Escuela de Oración - Catequesis de Benedicto XVI: La oración en la liturgia de la Iglesia
3 de octubre de 2012
" Hoy quiero que nos preguntemos: ¿reservo en mi vida un espacio suficiente
a la oración? Y, sobre todo, ¿qué lugar ocupa en mi relación con Dios la
oración litúrgica, especialmente la santa misa, como participación en la
oración común del Cuerpo de Cristo, que es la Iglesia?"
Queridos hermanos y hermanas:
En la última catequesis comencé a hablar de una de las fuentes privilegiadas
de la oración cristiana: la sagrada liturgia, que —como afirma el Catecismo
de la Iglesia católica— es «participación en la oración de Cristo, dirigida
al Padre en el Espíritu Santo. En la liturgia toda oración cristiana
encuentra su fuente y su término» (n. 1073). Hoy quiero que nos preguntemos:
¿reservo en mi vida un espacio suficiente a la oración? Y, sobre todo, ¿qué
lugar ocupa en mi relación con Dios la oración litúrgica, especialmente la
santa misa, como participación en la oración común del Cuerpo de Cristo, que
es la Iglesia?
Al responder a esta pregunta debemos recordar ante todo que la oración es la
relación viva de los hijos de Dios con su Padre infinitamente bueno, con su
Hijo Jesucristo y con el Espíritu Santo (cf. ibid., 2565). Por lo tanto, la
vida de oración consiste en estar de manera habitual en presencia de Dios y
ser conscientes de ello, vivir en relación con Dios como se viven las
relaciones habituales de nuestra vida, con los familiares más queridos, con
los verdaderos amigos. Es más, la relación con el Señor es la que dona luz
al resto de todas nuestras relaciones. Esta comunión de vida con Dios, uno y
trino, es posible porque por medio del Bautismo hemos sido injertados en
Cristo, hemos comenzado a ser una sola cosa con él (cf. Rm 6, 5).

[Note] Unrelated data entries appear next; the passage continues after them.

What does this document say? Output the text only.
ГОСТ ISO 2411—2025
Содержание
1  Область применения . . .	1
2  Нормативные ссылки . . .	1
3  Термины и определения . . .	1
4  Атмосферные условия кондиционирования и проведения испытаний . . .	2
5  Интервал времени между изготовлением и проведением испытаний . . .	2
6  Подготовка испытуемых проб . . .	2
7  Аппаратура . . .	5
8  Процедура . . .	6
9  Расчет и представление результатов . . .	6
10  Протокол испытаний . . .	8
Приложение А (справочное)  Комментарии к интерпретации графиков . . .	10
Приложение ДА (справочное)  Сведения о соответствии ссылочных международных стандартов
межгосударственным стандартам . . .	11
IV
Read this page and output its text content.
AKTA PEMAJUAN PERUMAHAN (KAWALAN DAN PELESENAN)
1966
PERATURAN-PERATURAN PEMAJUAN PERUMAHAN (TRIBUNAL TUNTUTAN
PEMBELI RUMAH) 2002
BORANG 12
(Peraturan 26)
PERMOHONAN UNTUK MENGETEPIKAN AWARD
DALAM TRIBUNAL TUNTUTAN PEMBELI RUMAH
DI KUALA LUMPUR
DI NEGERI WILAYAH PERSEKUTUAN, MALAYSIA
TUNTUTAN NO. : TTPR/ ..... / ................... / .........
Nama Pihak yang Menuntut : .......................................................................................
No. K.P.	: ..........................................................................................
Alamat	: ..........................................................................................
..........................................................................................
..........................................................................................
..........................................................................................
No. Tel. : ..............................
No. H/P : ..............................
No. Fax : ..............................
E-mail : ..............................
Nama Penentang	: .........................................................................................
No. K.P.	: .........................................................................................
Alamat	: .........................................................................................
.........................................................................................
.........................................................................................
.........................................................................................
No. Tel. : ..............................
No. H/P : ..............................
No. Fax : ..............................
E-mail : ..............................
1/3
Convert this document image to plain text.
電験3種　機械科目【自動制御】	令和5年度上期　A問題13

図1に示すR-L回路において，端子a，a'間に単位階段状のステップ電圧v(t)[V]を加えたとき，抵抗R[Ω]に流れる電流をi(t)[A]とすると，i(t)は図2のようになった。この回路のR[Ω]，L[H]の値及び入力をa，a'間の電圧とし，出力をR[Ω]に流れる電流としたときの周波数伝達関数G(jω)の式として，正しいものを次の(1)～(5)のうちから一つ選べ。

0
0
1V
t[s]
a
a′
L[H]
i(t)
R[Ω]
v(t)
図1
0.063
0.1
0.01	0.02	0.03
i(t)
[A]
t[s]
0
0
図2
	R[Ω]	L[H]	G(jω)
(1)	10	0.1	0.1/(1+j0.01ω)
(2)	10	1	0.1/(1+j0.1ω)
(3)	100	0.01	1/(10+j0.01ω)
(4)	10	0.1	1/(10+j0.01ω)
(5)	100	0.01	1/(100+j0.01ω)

Sólo en Cristo, en efecto, podemos dialogar con Dios Padre como hijos, de lo
contrario no es posible, pero en comunión con el Hijo podemos incluso decir
nosotros como dijo él: «Abbá». En comunión con Cristo podemos conocer a Dios
como verdadero Padre (cf. Mt 11, 27). Por esto, la oración cristiana
consiste en mirar constantemente y de manera siempre nueva a Cristo, hablar
con él, estar en silencio con él, escucharlo, obrar y sufrir con él. El
cristiano redescubre su verdadera identidad en Cristo, «primogénito de toda
criatura», en quien residen todas las cosas (cf. Col 1, 15ss). Al
identificarme con él, al ser una cosa sola con él, redescubro mi identidad
personal, la de hijo auténtico que mira a Dios como a un Padre lleno de
amor.
No olvidemos que a Cristo lo descubrimos, lo conocemos como Persona viva, en
la Iglesia. La Iglesia es «su Cuerpo». Esa corporeidad puede ser comprendida
a partir de las palabras bíblicas sobre el hombre y sobre la mujer: los dos
serán una sola carne (cf. Gn 2, 24; Ef 5, 30ss.; 1 Co 6, 16s). El vínculo
inseparable entre Cristo y la Iglesia, a través de la fuerza unificadora del
amor, no anula el «tú» y el «yo», sino que los eleva a su unidad más
profunda. Encontrar la propia identidad en Cristo significa llegar a la
comunión con él, que no me anula, sino que me eleva a una dignidad más alta,
la dignidad de hijo de Dios en Cristo: «La historia de amor entre Dios y el
hombre consiste precisamente en que esta comunión de voluntad crece en la
comunión del pensamiento y del sentimiento, de modo que nuestro querer y la
voluntad de Dios coinciden cada vez más» (Deus caritas est, 17). Rezar
significa elevarse a la altura de Dios mediante una transformación necesaria
y gradual de nuestro ser.
Así, participando en la liturgia, hacemos nuestra la lengua de la madre
Iglesia, aprendemos a hablar en ella y por ella. Esto sucede, naturalmente,
como ya he dicho, de modo gradual, poco a poco. Debo sumergirme
progresivamente en las palabras de la Iglesia, con mi oración, con mi vida,
con mi sufrimiento, con mi alegría, con mi pensamiento. Es un camino que nos
transforma.
Pienso, entonces, que estas reflexiones nos permiten responder a la pregunta
que nos hemos planteado al comienzo: ¿cómo aprendo a rezar? ¿Cómo crezco en
mi oración? Mirando el modelo que nos enseñó Jesús, el Padrenuestro, vemos
que la primera palabra es «Padre» y la segunda es «nuestro». La respuesta,
por lo tanto, es clara: aprendo a rezar, alimento mi oración, dirigiéndome a
Dios como Padre y orando-con-otros, orando con la Iglesia, aceptando el don
de sus palabras, que poco a poco llegan a ser para mí familiares y ricas de
sentido. El diálogo que Dios establece en la oración con cada uno de
nosotros, y nosotros con él, incluye siempre un «con»; no se puede rezar a
Dios de modo individualista. En la oración litúrgica, sobre todo en la
Eucaristía, y —formados por la liturgia— en toda oración, no hablamos sólo
como personas individuales, sino que entramos en el «nosotros» de la Iglesia
que ora. Debemos transformar nuestro «yo» entrando en este «nosotros».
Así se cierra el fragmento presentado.